Das ist reine Spekulation. Sicher ist aber, dass die Bundesregierung den Spagat zwischen dem erklärten Krieg gegen den islamistischen „IS“ zusammen mit der NATO und dem NATO-Staat Türkei und auf der anderen Seite der Förderung der bewaffneten Islamisten durch die Türkei locker aushielt.

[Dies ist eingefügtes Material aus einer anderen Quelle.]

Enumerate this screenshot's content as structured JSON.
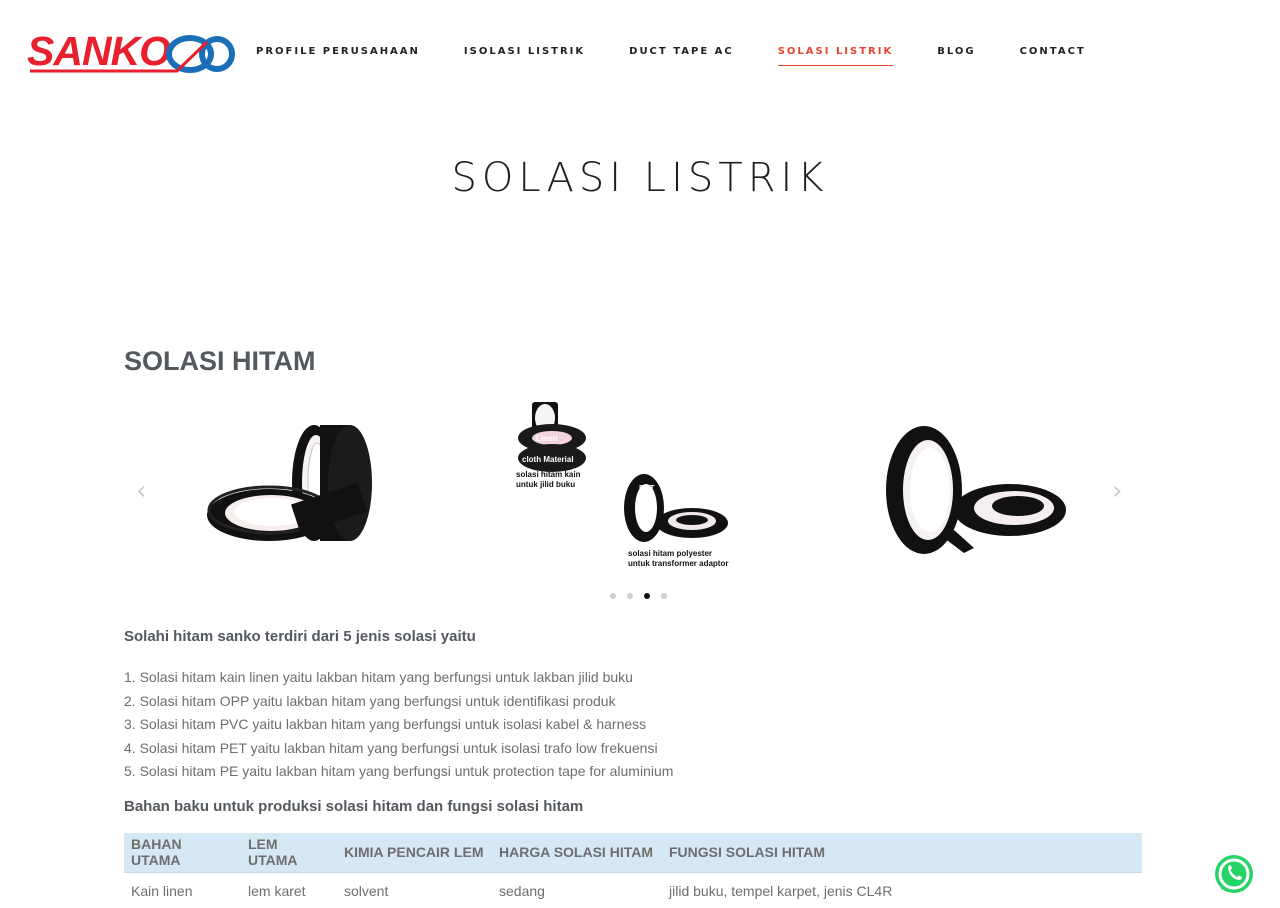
{
  "brand": {
    "logo_text": "SANKO"
  },
  "nav": {
    "items": [
      {
        "label": "PROFILE PERUSAHAAN",
        "active": false
      },
      {
        "label": "ISOLASI LISTRIK",
        "active": false
      },
      {
        "label": "DUCT TAPE AC",
        "active": false
      },
      {
        "label": "SOLASI LISTRIK",
        "active": true
      },
      {
        "label": "BLOG",
        "active": false
      },
      {
        "label": "CONTACT",
        "active": false
      }
    ],
    "active_color": "#e8432e"
  },
  "page": {
    "title": "SOLASI LISTRIK"
  },
  "section": {
    "title": "SOLASI HITAM"
  },
  "carousel": {
    "slides": [
      {
        "image": "black tape rolls"
      },
      {
        "image": "black tape product labels",
        "captions": [
          "Linen",
          "cloth Material",
          "solasi hitam kain",
          "untuk jilid buku",
          "PET",
          "solasi hitam polyester",
          "untuk transformer adaptor"
        ]
      },
      {
        "image": "black tape rolls"
      }
    ],
    "dots": 4,
    "active_dot": 3,
    "prev_icon": "chevron-left-icon",
    "next_icon": "chevron-right-icon"
  },
  "content": {
    "intro_heading": "Solahi hitam sanko terdiri dari 5 jenis solasi yaitu",
    "list": [
      "1. Solasi hitam kain linen yaitu lakban hitam yang berfungsi untuk lakban jilid buku",
      "2. Solasi hitam OPP yaitu lakban hitam yang berfungsi untuk identifikasi produk",
      "3. Solasi hitam PVC yaitu lakban hitam yang berfungsi untuk isolasi kabel & harness",
      "4. Solasi hitam PET yaitu lakban hitam yang berfungsi untuk isolasi trafo low frekuensi",
      "5. Solasi hitam PE yaitu lakban hitam yang berfungsi untuk protection tape for aluminium"
    ],
    "table_heading": "Bahan baku untuk produksi solasi hitam dan fungsi solasi hitam"
  },
  "table": {
    "headers": [
      "BAHAN UTAMA",
      "LEM UTAMA",
      "KIMIA PENCAIR LEM",
      "HARGA SOLASI HITAM",
      "FUNGSI SOLASI HITAM"
    ],
    "rows": [
      [
        "Kain linen",
        "lem karet",
        "solvent",
        "sedang",
        "jilid buku, tempel karpet, jenis CL4R"
      ]
    ],
    "header_bg": "#d7e8f5"
  },
  "floating": {
    "whatsapp_icon": "whatsapp-icon",
    "whatsapp_color": "#25d366"
  }
}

Das gelang ihr vermutlich deshalb so gut, weil dieser Spagat seit langem der Politik ihrer größeren NATO-Partner, insbesondere der USA, entsprach. Meist verdeckt, ganz oft aber offen haben die NATO-Staaten islamistische Terrorgruppen gefördert und islamistische Staaten wie das Königreich der Saudis politisch unterstützt und mit modernsten Waffen ausgerüstet. Den Krieg gegen das säkulare Syrien haben die NATO-Staaten, einschließlich der Bundesrepublik und die Golf-Monarchien unter dem zynischen Titel „Freunde Syriens“ geführt und sich dabei, um mit den Worten der Bundesregierung zu sprechen, „zur zentralen Aktionsplattform für islamistische Gruppierungen“ entwickelt. Geographisch ist die Türkei den Islamisten näher. Politisch ist die Unterstützung der islamistischen Terrortrupps offizielle Linie des westlichen Bündnisses und seiner Wertegemeinschaft.

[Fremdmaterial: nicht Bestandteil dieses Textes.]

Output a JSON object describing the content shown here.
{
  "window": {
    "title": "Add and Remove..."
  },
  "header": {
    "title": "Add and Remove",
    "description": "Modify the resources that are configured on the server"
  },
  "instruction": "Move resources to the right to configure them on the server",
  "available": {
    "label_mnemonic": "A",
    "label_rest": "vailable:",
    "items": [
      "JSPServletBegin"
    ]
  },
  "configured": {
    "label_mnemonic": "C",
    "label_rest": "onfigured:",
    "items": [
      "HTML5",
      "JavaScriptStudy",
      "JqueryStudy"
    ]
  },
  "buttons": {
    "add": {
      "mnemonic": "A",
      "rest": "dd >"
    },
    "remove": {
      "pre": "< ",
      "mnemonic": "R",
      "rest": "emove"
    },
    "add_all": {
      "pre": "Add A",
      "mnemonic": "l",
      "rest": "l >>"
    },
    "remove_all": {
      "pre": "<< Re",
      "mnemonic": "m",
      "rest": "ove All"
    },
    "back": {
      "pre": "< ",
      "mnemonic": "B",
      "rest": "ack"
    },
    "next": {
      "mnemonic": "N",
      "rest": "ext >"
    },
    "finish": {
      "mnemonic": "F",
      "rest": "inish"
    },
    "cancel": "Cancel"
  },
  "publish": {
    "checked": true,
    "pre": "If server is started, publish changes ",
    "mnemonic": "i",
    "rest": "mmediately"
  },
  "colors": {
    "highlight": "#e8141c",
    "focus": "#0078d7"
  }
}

Wir verdanken die neue Wahrheitsliebe unserer Regierung und ihre zutreffende Charakterisierung der Türkei den Folgen des gescheiterten Putschversuchs. Eine der wenigen positiven Entwicklungen ist vermutlich, dass das Land ein nicht mehr ganz so zuverlässiger Partner der westlichen Wertegemeinschaft ist. Ein Arrangement mit der vom Westen bekämpften Assad-Regierung in Syrien scheint denkbar. Ein solcher Kurs wird weder in Washington noch Paris, Berlin oder London gern gesehen. Daher auch der gegenüber Präsident Erdogan unfreundliche Ton in unserer Presse, die doch sonst ein autokratisches Präsidialsystem und einen rüden Umgang mit der Opposition kaum bemängelt.